All parties reside at the same address. Plaintiff has alleged that Mr. Hefner is a manager at a laundromat and Ms. Hefner is a stay-at-home wife. (Doc.1, at 1-2). Plaintiff alleges that his parents were acting under the authority or color of state law because they are "always harassing [him] over money and pain of suffering." (Doc. 1, at 2). Plaintiff also alleges that the Defendants were acting under color of state law by "stopping me from working and saying they will take me to court and have me in jail." (Doc. 1, at 2). These allegations fall well short of acting under authority of state law.

Therefore, there is no allegation that the Defendants here have acted under color of state law. Both are private citizens and their conduct, as alleged, is purely private. "Purely private conduct... no matter how wrongful, injurious, fraudulent, or discriminatory, is not actionable under 42 U.S.C. § 1983, or under the Fourteenth Amendment, the two most common provisions under which persons come into federal court to claim that others have violated their constitutional rights." Harrison v. Lee, No. 2:14-CV-4544-RMG, 2015 WL 337634, at *2 (D.S.C. Jan. 26, 2015) (citing Lugar v. Edmondson Oil Co., 457 U.S. 922, 936, 102 S.Ct. 2744, 73 L.Ed.2d 482 (1983); Burton v. Wilmington Parking Auth., 365 U.S. 715, 721, 81 S.Ct. 856, 6 L.Ed.2d 45 (1961)).
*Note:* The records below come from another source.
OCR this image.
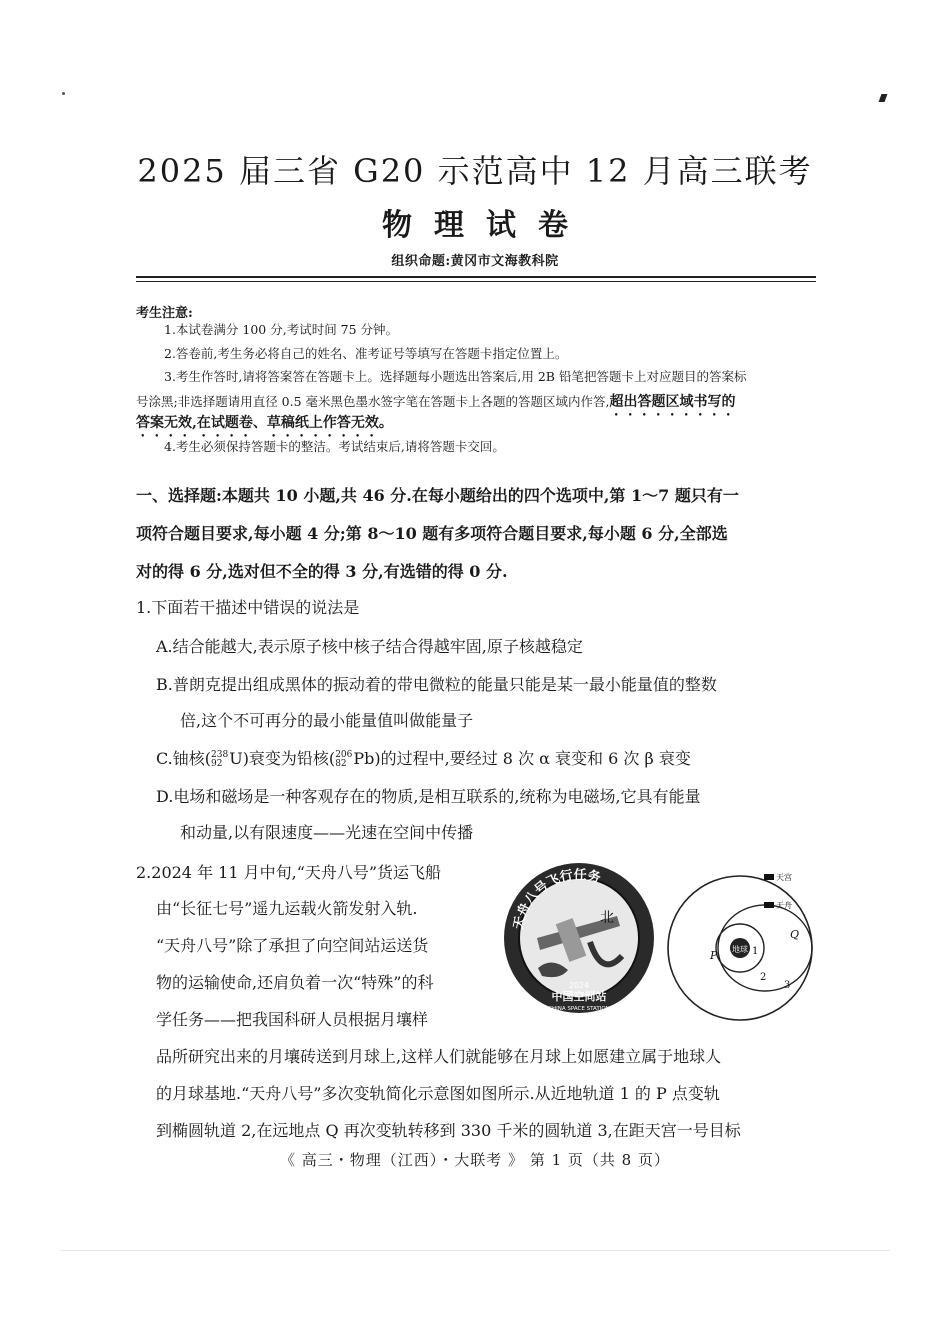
2025 届三省 G20 示范高中 12 月高三联考
物理试卷
组织命题:黄冈市文海教科院
考生注意:
1.本试卷满分 100 分,考试时间 75 分钟。
2.答卷前,考生务必将自己的姓名、准考证号等填写在答题卡指定位置上。
3.考生作答时,请将答案答在答题卡上。选择题每小题选出答案后,用 2B 铅笔把答题卡上对应题目的答案标
号涂黑;非选择题请用直径 0.5 毫米黑色墨水签字笔在答题卡上各题的答题区域内作答,超出答题区域书写的
答案无效,在试题卷、草稿纸上作答无效。
4.考生必须保持答题卡的整洁。考试结束后,请将答题卡交回。
一、选择题:本题共 10 小题,共 46 分.在每小题给出的四个选项中,第 1～7 题只有一
项符合题目要求,每小题 4 分;第 8～10 题有多项符合题目要求,每小题 6 分,全部选
对的得 6 分,选对但不全的得 3 分,有选错的得 0 分.
1.下面若干描述中错误的说法是
A.结合能越大,表示原子核中核子结合得越牢固,原子核越稳定
B.普朗克提出组成黑体的振动着的带电微粒的能量只能是某一最小能量值的整数
倍,这个不可再分的最小能量值叫做能量子
C.铀核( 238
92 U)衰变为铅核( 206
82 Pb)的过程中,要经过 8 次 α 衰变和 6 次 β 衰变
D.电场和磁场是一种客观存在的物质,是相互联系的,统称为电磁场,它具有能量
和动量,以有限速度——光速在空间中传播
2.2024 年 11 月中旬,“天舟八号”货运飞船
由“长征七号”遥九运载火箭发射入轨.
“天舟八号”除了承担了向空间站运送货
物的运输使命,还肩负着一次“特殊”的科
学任务——把我国科研人员根据月壤样
品所研究出来的月壤砖送到月球上,这样人们就能够在月球上如愿建立属于地球人
的月球基地.“天舟八号”多次变轨简化示意图如图所示.从近地轨道 1 的 P 点变轨
到椭圆轨道 2,在远地点 Q 再次变轨转移到 330 千米的圆轨道 3,在距天宫一号目标
天舟八号飞行任务
北
2024
中国空间站
CHINA SPACE STATION
地球
天宫
天舟
P
Q
1
2
3
《 高三・物理（江西）・大联考 》 第 1 页（共 8 页）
Plaintiff also asserts that jurisdiction proper under 42 U.S.C. §1985. The Court interprets this claim as falling within § 1985(2) and § 1985(3) because there is no allegation that Plaintiff is an officer under § 1985(1). More particularly, the Complaint does not state a claim relevant to the clauses preceding the semicolon in § 1985(2) because there are no allegations that Plaintiff was a witness, juror, or party in a case before any court. Plaintiff's allegations do not fall within the clause after the semi-colon in § 1985(2) because they raise no allegations regarding "racial or other class-based, discriminatory animus." Glass v. Anne Arundel Cnty., No. CIV. WDQ-12-1901, 2013 WL 1120549, at *8 (D. Md. Mar. 14, 2013) (quoting Sellner v. Panagoulis, 565 F.Supp. 238, 246 (D. Md. 1982)). Further, Plaintiff's Complaint does not raise allegations that fall within § 1985(3). The pertinent portion of § 1985(3) provides a cause of action "in any case of conspiracy set forth in this section, if one or more persons engaged therein do, or cause to be done, any act in furtherance of the object of such conspiracy, whereby another is injured in his person or property, or deprived of having and exercising any right or privilege of a citizen of the United States." Section 1985(3) "requires the plaintiff to show that the conspiracy involves two or more people motivated by a specific class-based, invidiously discriminatory animus.'" Glass, 2013 WL 1120549, at *8 (quoting Simmons v. Poe, 47 F.3d 1370, 1376 (4th Cir. 1995)). Plaintiff has not alleged any such animus. Accordingly, the Court does not have subject-matter jurisdiction under § 1985.

Plaintiff also claims that this Court has jurisdiction pursuant to 18 U.S.C. § 112. Section 112 is a criminal statute. The Court notes that "[t]he Supreme Court historically has been loath to infer a private right of action from a bare criminal statute.'" Doe v. Broderick, 225 F.3d 440, 447 (4th Cir. 200) (quoting Cort v. Ash, 442 U.S 66, 80 (1975)). However, the Court need not decide whether this statute enables a private right of action because Plaintiff's Complaint fails to allege that he is a foreign official, official guest, or internationally protected person pursuant to § 112. Accordingly, the Court lacks subject-matter jurisdiction over all claims made. When a Court finds that it lacks subject-matter jurisdiction, "the court must dismiss the action." Fed. R. Civ. Pro. 12(h)(3).

IT IS, THEREFORE, ORDERED THAT PLAINTIFF'S COMPLAINT BE DISMISSED WITHOUT PREJUDICE.